江戸川くんも、その姿を利用するのは大概にしなさいね」
「ぐっ…わぁってるよ!」
哀ちゃんは玄関へから博士の家へ帰っていった。
────書斎
「松田君と二人で飲むのは初めてかな」
「ええ。いつもは間に美織が居ましたし」
カランっとグラスに氷が入り、トクトクとボトルから空気を含んだような液体が注がれる音が書斎に響く。
「まぁ食事前だから本当に一杯だけにしようか」
「空きっ腹に酒は悪いですからね」
「…美織のことが好きかい?」
「っ!…ゲホッ…!い、いきなり何を…!」
突然の好きな相手の兄からの質問に動揺しつつも吹きそうになった高そうな酒をなんとか口の中に押しとどめ、焼けるように熱く感じつつ喉に通した。
「いやぁ、君を見てると有希子と結婚する前の私に似ていてね。
しかし、君たちは僕達のように障害があるわけじゃないにも関わらず、なんのアクションもないのが気になってね。

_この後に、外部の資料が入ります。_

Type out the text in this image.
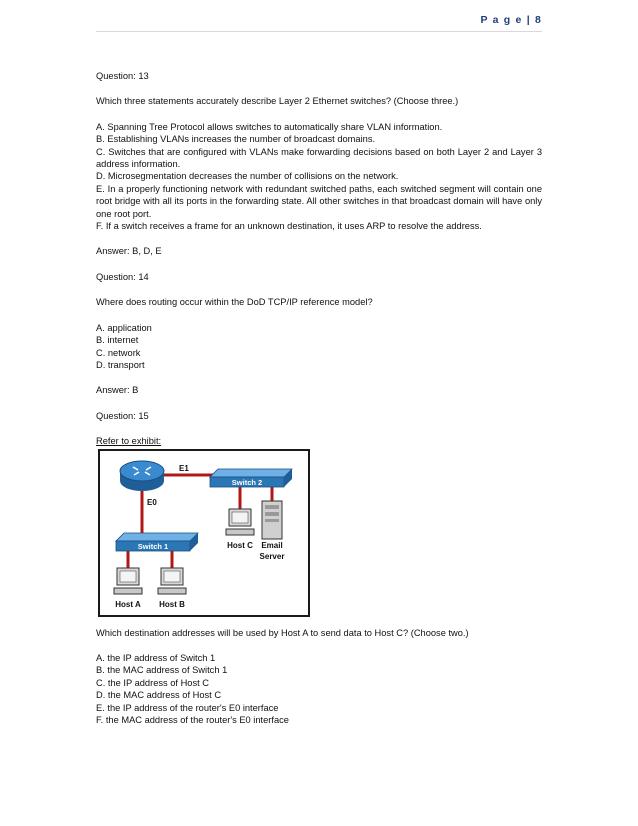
P a g e | 8
Question: 13
Which three statements accurately describe Layer 2 Ethernet switches? (Choose three.)
A. Spanning Tree Protocol allows switches to automatically share VLAN information.
B. Establishing VLANs increases the number of broadcast domains.
C. Switches that are configured with VLANs make forwarding decisions based on both Layer 2 and Layer 3 address information.
D. Microsegmentation decreases the number of collisions on the network.
E. In a properly functioning network with redundant switched paths, each switched segment will contain one root bridge with all its ports in the forwarding state. All other switches in that broadcast domain will have only one root port.
F. If a switch receives a frame for an unknown destination, it uses ARP to resolve the address.
Answer: B, D, E
Question: 14
Where does routing occur within the DoD TCP/IP reference model?
A. application
B. internet
C. network
D. transport
Answer: B
Question: 15
Refer to exhibit:
E1
E0
Switch 2
Host C Email
Server
Switch 1
Host A Host B
Which destination addresses will be used by Host A to send data to Host C? (Choose two.)
A. the IP address of Switch 1
B. the MAC address of Switch 1
C. the IP address of Host C
D. the MAC address of Host C
E. the IP address of the router's E0 interface
F. the MAC address of the router's E0 interface
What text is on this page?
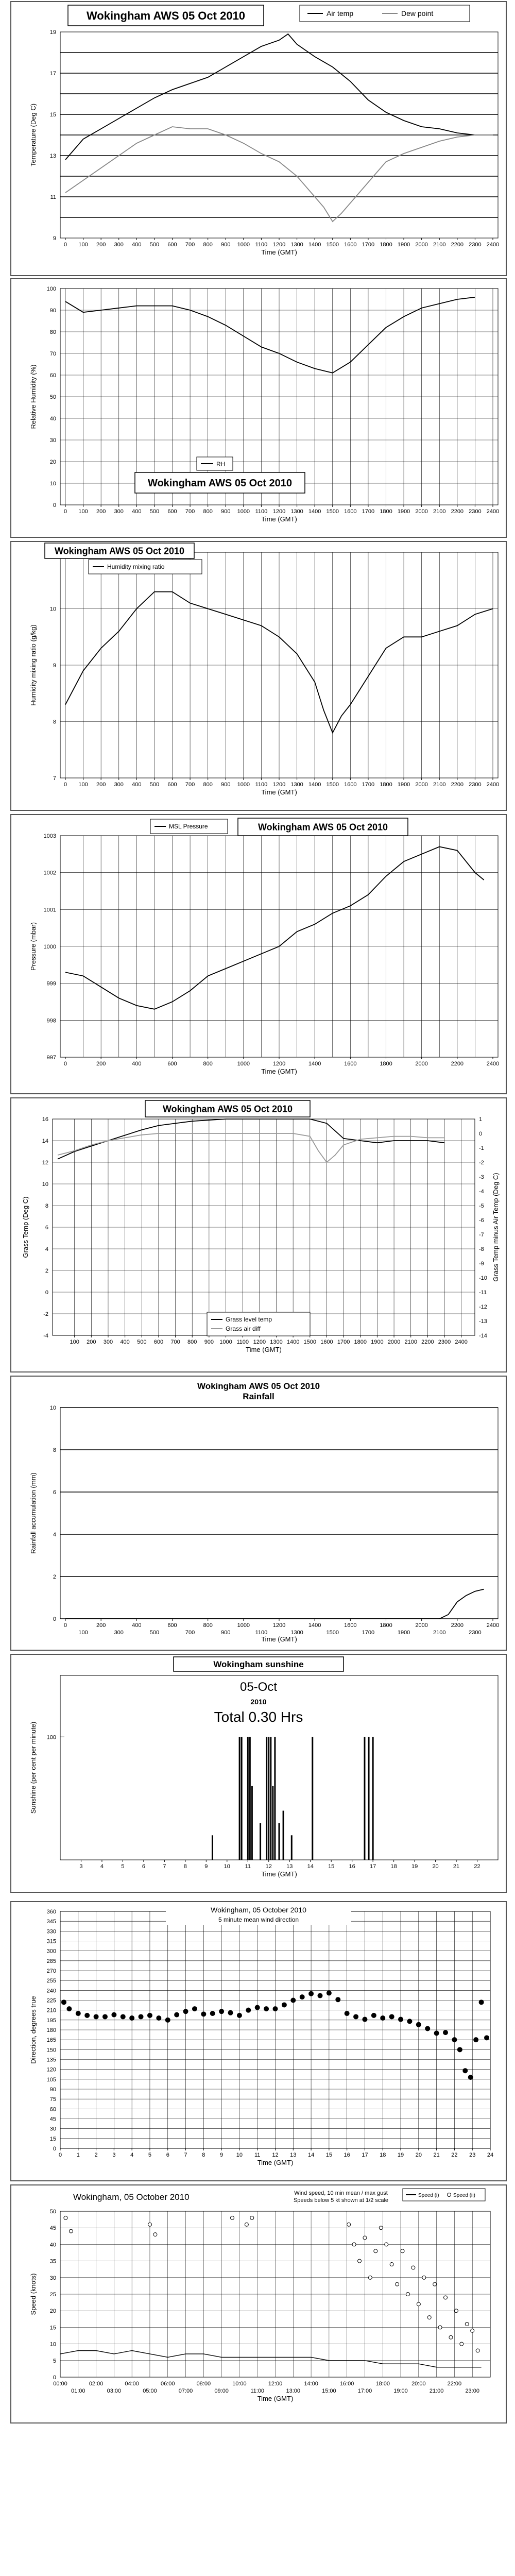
9
11
13
15
17
19
0 100 200 300 400 500 600 700 800 900 1000 1100 1200 1300 1400 1500 1600 1700 1800 1900 2000 2100 2200 2300 2400
Time (GMT)
Temperature (Deg C)
Wokingham AWS 05 Oct 2010	Air temp	Dew point
0
10
20
30
40
50
60
70
80
90
100
0 100 200 300 400 500 600 700 800 900 1000 1100 1200 1300 1400 1500 1600 1700 1800 1900 2000 2100 2200 2300 2400
Time (GMT)
Relative Humidity (%)
RH
Wokingham AWS 05 Oct 2010
7
8
9
10
0 100 200 300 400 500 600 700 800 900 1000 1100 1200 1300 1400 1500 1600 1700 1800 1900 2000 2100 2200 2300 2400
Time (GMT)
Humidity mixing ratio (g/kg)
Wokingham AWS 05 Oct 2010
Humidity mixing ratio
997
998
999
1000
1001
1002
1003
0	200	400	600	800	1000	1200	1400	1600	1800	2000	2200	2400
Time (GMT)
Pressure (mbar)
MSL Pressure	Wokingham AWS 05 Oct 2010
-4
-2
0
2
4
6
8
10
12
14
16
-14
-13
-12
-11
-10
-9
-8
-7
-6
-5
-4
-3
-2
-1
0
1
100 200 300 400 500 600 700 800 900 1000 1100 1200 1300 1400 1500 1600 1700 1800 1900 2000 2100 2200 2300 2400
Time (GMT)
Grass Temp (Deg C)	Grass Temp minus Air Temp (Deg C)
Wokingham AWS 05 Oct 2010
Grass level temp
Grass air diff
0
2
4
6
8
10
0	200	400	600	800	1000	1200	1400	1600	1800	2000	2200	2400
100	300	500	700	900	1100	1300	1500	1700	1900	2100	2300
Time (GMT)
Rainfall accumulation (mm)
Wokingham AWS 05 Oct 2010
Rainfall
100
3	4	5	6	7	8	9	10	11	12	13	14	15	16	17	18	19	20	21	22
Time (GMT)
Sunshine (per cent per minute)
Wokingham sunshine
05-Oct
2010
Total 0.30 Hrs
0
15
30
45
60
75
90
105
120
135
150
165
180
195
210
225
240
255
270
285
300
315
330
345
360
0	1	2	3	4	5	6	7	8	9 10 11 12 13 14 15 16 17 18 19 20 21 22 23 24
Time (GMT)
Direction, degrees true
Wokingham, 05 October 2010
5 minute mean wind direction
0
5
10
15
20
25
30
35
40
45
50
00:00	02:00	04:00	06:00	08:00	10:00	12:00	14:00	16:00	18:00	20:00	22:00
01:00	03:00	05:00	07:00	09:00	11:00	13:00	15:00	17:00	19:00	21:00	23:00
Time (GMT)
Speed (knots)
Wokingham, 05 October 2010	Wind speed, 10 min mean / max gust
Speeds below 5 kt shown at 1/2 scale
Speed (i)	Speed (ii)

君があの子を気になってるのは高校の頃からだろう?兄としては中途半端などこの輩ともしれない男にあの子を渡すくらいなら君にもらってほしいんだがね」
穏やかに語る工藤優作はその声とは裏腹に、目だけは鋭く松田を見据えている。
当時から知っていたが、やはりこの男は年の離れた妹を相当可愛がっている。
と、松田は再認識した。
「…そうですね。簡単に手を出さないってより、手は出したいんですけどあっちがどこか一歩引いてるんですよね」
10年以上感じていた違和感を言及した。
なにも考えずにアタックしている訳じゃあない。
勿論、相手が嫌がり拒否するのなら手を引く。
本当に大切な相手ならば尚更だ。
「…あの子は昔からどこか達観していてね。
小学校でも子供を演じているようだったんだ。
それこそ『工藤美織』という役をね」
あの子は全くもって女優業は向いてない、と優作が苦笑した。
そこに
「出来たよーダイニングに来て〜」
と、当の本人が素知らぬ顔で呼びに部屋に来た。
「あぁ、今いくよ」
優作が返答すると、軽く頷き彼女は出ていった。
「さて、夕食だ。
松田くん。同じく困難な恋愛を勝ち取った先輩として助言しておこう。
チャンスは逃すな。素直にね」
ニコリと笑うと彼は出ていった。
「…逃がすな。素直に…な」
それが出来りゃ既に交際10年近い、と松田は自分に悪態をついた。
自分にしては彼女に気持ちは素直にストレートに伝えてる方だと。勿論、彼女に近づく男の牽制は「素直に」は含んでいない。